Réponse : j’imagine que s’il y avait seulement des listes nationales en France, listes avec soixante-quatorze noms, ça foutrait la merde dans les deux « partis de gouvernement », qui ne sauraient plus que faire de leurs barons. Ce serait une telle bousculade, une telle empoignade, une telle guerre intestine, bref, un tel caca au PS et à l'UMP pour savoir qui passerait devant qui, qu’ils se sont mis d'accord pour préférer, pour réduire les risques de répandre leur précieux sang, ouvrir sept têtes de liste pour placer chacun sept barons avides d'honneurs. Même si l’on apprend plus tard que ceux-ci n’ont jamais mis les pieds à Bruxelles et à Strasbourg, comme c’est probable, au moins, ça diminue les tensions internes. Ouf !

 

Ensuite et de deux, j’ai eu toutes les peines du monde à trouver dans les journaux du lundi autre chose que les pourcentages nationaux, régionaux ou départementaux fournis par le Ministère de l’Intérieur. Pour avoir les chiffres, il faut vraiment chercher (inscrits, votants, exprimés, enfin tout, quoi). 

 

Or si tout le monde s’accorde sur l’importance de l’abstention (je m’enorgueillis de n’avoir pas voté, moi, même que c'est sûrement à cause de mon pauvre quarante millionième de voix que le FN est arrivé en tête), je m’étonne que tout le monde, dans une belle unanimité, enfourche ces canassons (« qu'a na sont pas frais », dit Boby Lapointe dans Saucisson de cheval n° 2), sans se donner le mal de refaire les calculs.

 

Car ces pourcentages sont calculés sur le nombre des suffrages exprimés.

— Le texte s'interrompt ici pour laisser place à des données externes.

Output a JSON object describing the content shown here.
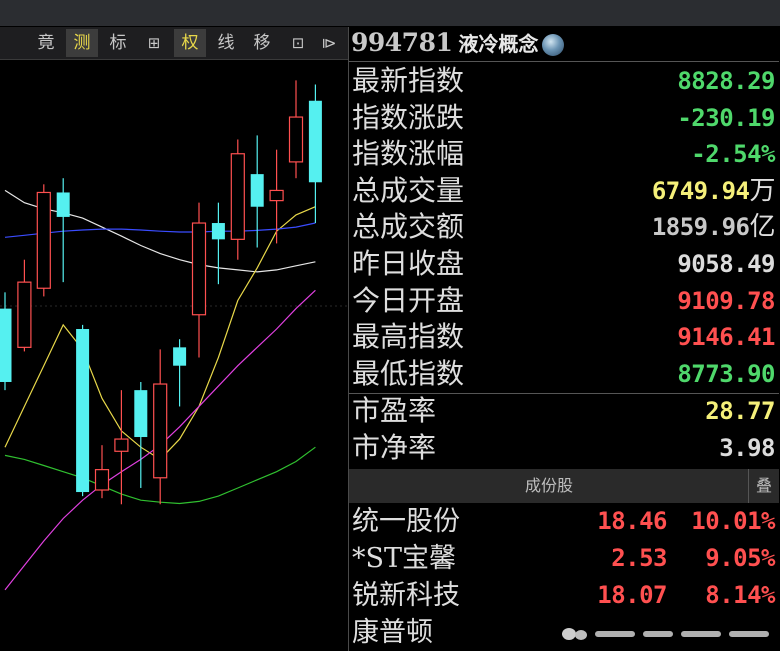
{
  "toolbar": {
    "items": [
      {
        "label": "竟",
        "name": "tool-jing",
        "active": false
      },
      {
        "label": "测",
        "name": "tool-ce",
        "active": true
      },
      {
        "label": "标",
        "name": "tool-biao",
        "active": false
      },
      {
        "label": "⊞",
        "name": "tool-grid",
        "active": false
      },
      {
        "label": "权",
        "name": "tool-quan",
        "active": true
      },
      {
        "label": "线",
        "name": "tool-xian",
        "active": false
      },
      {
        "label": "移",
        "name": "tool-yi",
        "active": false
      },
      {
        "label": "⊡",
        "name": "tool-window",
        "active": false
      },
      {
        "label": "⧐",
        "name": "tool-play",
        "active": false
      }
    ]
  },
  "quote": {
    "code": "994781",
    "name": "液冷概念",
    "rows": [
      {
        "label": "最新指数",
        "value": "8828.29",
        "unit": "",
        "color": "#4fd86b"
      },
      {
        "label": "指数涨跌",
        "value": "-230.19",
        "unit": "",
        "color": "#4fd86b"
      },
      {
        "label": "指数涨幅",
        "value": "-2.54%",
        "unit": "",
        "color": "#4fd86b"
      },
      {
        "label": "总成交量",
        "value": "6749.94",
        "unit": "万",
        "color": "#f5f07a"
      },
      {
        "label": "总成交额",
        "value": "1859.96",
        "unit": "亿",
        "color": "#c8c8c8"
      },
      {
        "label": "昨日收盘",
        "value": "9058.49",
        "unit": "",
        "color": "#dcdcdc"
      },
      {
        "label": "今日开盘",
        "value": "9109.78",
        "unit": "",
        "color": "#ff5050"
      },
      {
        "label": "最高指数",
        "value": "9146.41",
        "unit": "",
        "color": "#ff5050"
      },
      {
        "label": "最低指数",
        "value": "8773.90",
        "unit": "",
        "color": "#4fd86b"
      }
    ],
    "pe": {
      "label": "市盈率",
      "value": "28.77",
      "color": "#f5f07a"
    },
    "pb": {
      "label": "市净率",
      "value": "3.98",
      "color": "#dcdcdc"
    }
  },
  "constituents": {
    "title": "成份股",
    "toggle": "叠",
    "rows": [
      {
        "name": "统一股份",
        "price": "18.46",
        "pct": "10.01%"
      },
      {
        "name": "*ST宝馨",
        "price": "2.53",
        "pct": "9.05%"
      },
      {
        "name": "锐新科技",
        "price": "18.07",
        "pct": "8.14%"
      },
      {
        "name": "康普顿",
        "price": "",
        "pct": ""
      }
    ]
  },
  "colors": {
    "up": "#ff5050",
    "down": "#55f0f0",
    "ma_white": "#e6e6e6",
    "ma_yellow": "#e8d84a",
    "ma_magenta": "#e040e0",
    "ma_green": "#30c030",
    "ma_blue": "#3a4cff"
  },
  "chart_data": {
    "type": "candlestick",
    "candles": [
      {
        "o": 8840,
        "c": 8660,
        "h": 8880,
        "l": 8640,
        "dir": "down"
      },
      {
        "o": 8745,
        "c": 8905,
        "h": 8960,
        "l": 8735,
        "dir": "up"
      },
      {
        "o": 8890,
        "c": 9125,
        "h": 9145,
        "l": 8870,
        "dir": "up"
      },
      {
        "o": 9125,
        "c": 9065,
        "h": 9160,
        "l": 8905,
        "dir": "down"
      },
      {
        "o": 8790,
        "c": 8390,
        "h": 8800,
        "l": 8380,
        "dir": "down"
      },
      {
        "o": 8395,
        "c": 8445,
        "h": 8505,
        "l": 8375,
        "dir": "up"
      },
      {
        "o": 8490,
        "c": 8520,
        "h": 8640,
        "l": 8360,
        "dir": "up"
      },
      {
        "o": 8640,
        "c": 8525,
        "h": 8660,
        "l": 8400,
        "dir": "down"
      },
      {
        "o": 8425,
        "c": 8655,
        "h": 8740,
        "l": 8360,
        "dir": "up"
      },
      {
        "o": 8745,
        "c": 8700,
        "h": 8765,
        "l": 8600,
        "dir": "down"
      },
      {
        "o": 8825,
        "c": 9050,
        "h": 9100,
        "l": 8720,
        "dir": "up"
      },
      {
        "o": 9050,
        "c": 9010,
        "h": 9100,
        "l": 8900,
        "dir": "down"
      },
      {
        "o": 9010,
        "c": 9220,
        "h": 9255,
        "l": 8960,
        "dir": "up"
      },
      {
        "o": 9170,
        "c": 9090,
        "h": 9265,
        "l": 8990,
        "dir": "down"
      },
      {
        "o": 9105,
        "c": 9130,
        "h": 9230,
        "l": 9000,
        "dir": "up"
      },
      {
        "o": 9200,
        "c": 9310,
        "h": 9400,
        "l": 9160,
        "dir": "up"
      },
      {
        "o": 9350,
        "c": 9150,
        "h": 9390,
        "l": 9050,
        "dir": "down"
      }
    ],
    "ma": [
      {
        "color": "ma_white",
        "values": [
          9130,
          9100,
          9085,
          9075,
          9062,
          9040,
          9018,
          8995,
          8975,
          8960,
          8948,
          8940,
          8935,
          8930,
          8935,
          8945,
          8955
        ]
      },
      {
        "color": "ma_yellow",
        "values": [
          8500,
          8600,
          8700,
          8800,
          8740,
          8620,
          8540,
          8500,
          8470,
          8520,
          8600,
          8720,
          8860,
          8940,
          9030,
          9070,
          9090
        ]
      },
      {
        "color": "ma_magenta",
        "values": [
          8150,
          8210,
          8270,
          8325,
          8370,
          8408,
          8440,
          8470,
          8505,
          8550,
          8600,
          8650,
          8700,
          8745,
          8790,
          8840,
          8885
        ]
      },
      {
        "color": "ma_green",
        "values": [
          8480,
          8470,
          8455,
          8440,
          8425,
          8405,
          8385,
          8370,
          8365,
          8362,
          8367,
          8380,
          8400,
          8420,
          8440,
          8465,
          8500
        ]
      },
      {
        "color": "ma_blue",
        "values": [
          9015,
          9020,
          9025,
          9030,
          9033,
          9035,
          9035,
          9033,
          9030,
          9028,
          9028,
          9030,
          9030,
          9032,
          9035,
          9040,
          9050
        ]
      }
    ]
  }
}
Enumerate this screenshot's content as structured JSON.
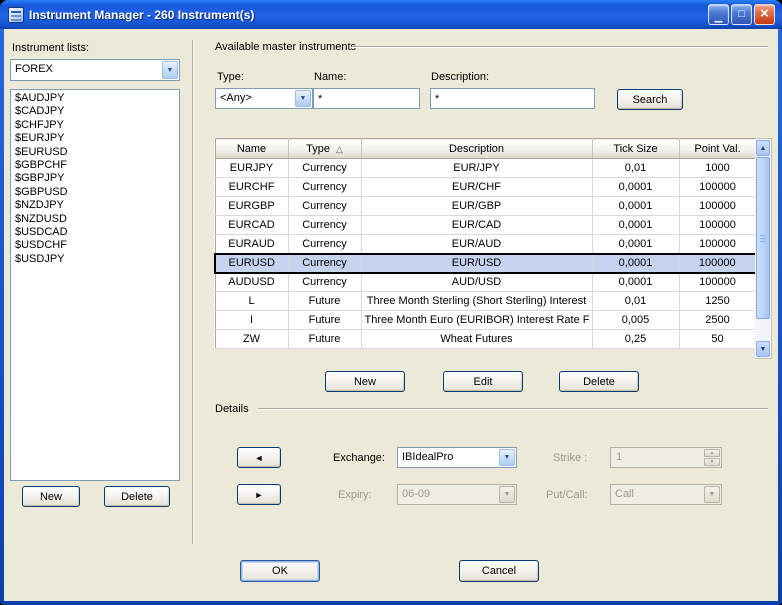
{
  "window": {
    "title": "Instrument Manager - 260 Instrument(s)"
  },
  "icons": {
    "minimize": "▁",
    "maximize": "□",
    "close": "×",
    "combo_arrow": "▼",
    "sort_asc": "△",
    "scroll_up": "▲",
    "scroll_down": "▼",
    "spin_up": "▲",
    "spin_down": "▼",
    "prev": "◄",
    "next": "►"
  },
  "left_panel": {
    "label": "Instrument lists:",
    "list_combo_value": "FOREX",
    "items": [
      "$AUDJPY",
      "$CADJPY",
      "$CHFJPY",
      "$EURJPY",
      "$EURUSD",
      "$GBPCHF",
      "$GBPJPY",
      "$GBPUSD",
      "$NZDJPY",
      "$NZDUSD",
      "$USDCAD",
      "$USDCHF",
      "$USDJPY"
    ],
    "buttons": {
      "new": "New",
      "delete": "Delete"
    }
  },
  "filters": {
    "group_label": "Available master instruments",
    "type_label": "Type:",
    "type_value": "<Any>",
    "name_label": "Name:",
    "name_value": "*",
    "description_label": "Description:",
    "description_value": "*",
    "search_label": "Search"
  },
  "table": {
    "columns": [
      "Name",
      "Type",
      "Description",
      "Tick Size",
      "Point Val."
    ],
    "selected_row": "EURUSD",
    "rows": [
      {
        "name": "EURJPY",
        "type": "Currency",
        "description": "EUR/JPY",
        "tick_size": "0,01",
        "point_val": "1000"
      },
      {
        "name": "EURCHF",
        "type": "Currency",
        "description": "EUR/CHF",
        "tick_size": "0,0001",
        "point_val": "100000"
      },
      {
        "name": "EURGBP",
        "type": "Currency",
        "description": "EUR/GBP",
        "tick_size": "0,0001",
        "point_val": "100000"
      },
      {
        "name": "EURCAD",
        "type": "Currency",
        "description": "EUR/CAD",
        "tick_size": "0,0001",
        "point_val": "100000"
      },
      {
        "name": "EURAUD",
        "type": "Currency",
        "description": "EUR/AUD",
        "tick_size": "0,0001",
        "point_val": "100000"
      },
      {
        "name": "EURUSD",
        "type": "Currency",
        "description": "EUR/USD",
        "tick_size": "0,0001",
        "point_val": "100000"
      },
      {
        "name": "AUDUSD",
        "type": "Currency",
        "description": "AUD/USD",
        "tick_size": "0,0001",
        "point_val": "100000"
      },
      {
        "name": "L",
        "type": "Future",
        "description": "Three Month Sterling (Short Sterling) Interest",
        "tick_size": "0,01",
        "point_val": "1250"
      },
      {
        "name": "I",
        "type": "Future",
        "description": "Three Month Euro (EURIBOR) Interest Rate F",
        "tick_size": "0,005",
        "point_val": "2500"
      },
      {
        "name": "ZW",
        "type": "Future",
        "description": "Wheat Futures",
        "tick_size": "0,25",
        "point_val": "50"
      }
    ]
  },
  "table_buttons": {
    "new": "New",
    "edit": "Edit",
    "delete": "Delete"
  },
  "details": {
    "group_label": "Details",
    "exchange_label": "Exchange:",
    "exchange_value": "IBIdealPro",
    "strike_label": "Strike :",
    "strike_value": "1",
    "expiry_label": "Expiry:",
    "expiry_value": "06-09",
    "putcall_label": "Put/Call:",
    "putcall_value": "Call"
  },
  "footer": {
    "ok": "OK",
    "cancel": "Cancel"
  },
  "colors": {
    "titlebar_blue": "#1557d8",
    "window_bg": "#ECE9D8",
    "selection_bg": "#C6D3EE",
    "field_border": "#7F9DB9"
  }
}
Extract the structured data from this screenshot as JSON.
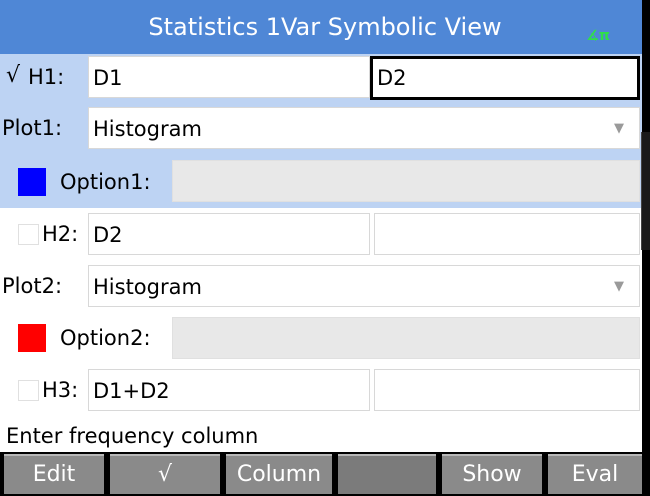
{
  "title": "Statistics 1Var Symbolic View",
  "angle_indicator": "∡π",
  "rows": {
    "h1": {
      "check": "√",
      "label": "H1:",
      "data": "D1",
      "freq": "D2"
    },
    "plot1": {
      "label": "Plot1:",
      "value": "Histogram",
      "arrow": "▼"
    },
    "option1": {
      "label": "Option1:",
      "value": "",
      "color": "#0000ff"
    },
    "h2": {
      "label": "H2:",
      "data": "D2",
      "freq": ""
    },
    "plot2": {
      "label": "Plot2:",
      "value": "Histogram",
      "arrow": "▼"
    },
    "option2": {
      "label": "Option2:",
      "value": "",
      "color": "#ff0000"
    },
    "h3": {
      "label": "H3:",
      "data": "D1+D2",
      "freq": ""
    }
  },
  "status": "Enter frequency column",
  "menu": [
    "Edit",
    "√",
    "Column",
    "",
    "Show",
    "Eval"
  ],
  "colors": {
    "titlebar": "#4f87d6",
    "selected_row": "#bdd3f3",
    "menu_button": "#8a8a8a"
  }
}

Dit autrement : comment jouer à se faire peur et à foutre la trouille aux braves gens ? Rendez-vous compte, un quart des Français prêts à lever le bras droit bien raide en l’honneur de je ne sais quel Führer ! Quinze millions de fascistes ! Au secours ! Et Copé le comique, Copé le désespéré qui y va de son analyse : selon lui, c'est l'expression d'une « immense colère » contre François Hollande ! Ah c'est sûr, il a tout compris, Copé. Ou alors il fait semblant de faire le bourrin.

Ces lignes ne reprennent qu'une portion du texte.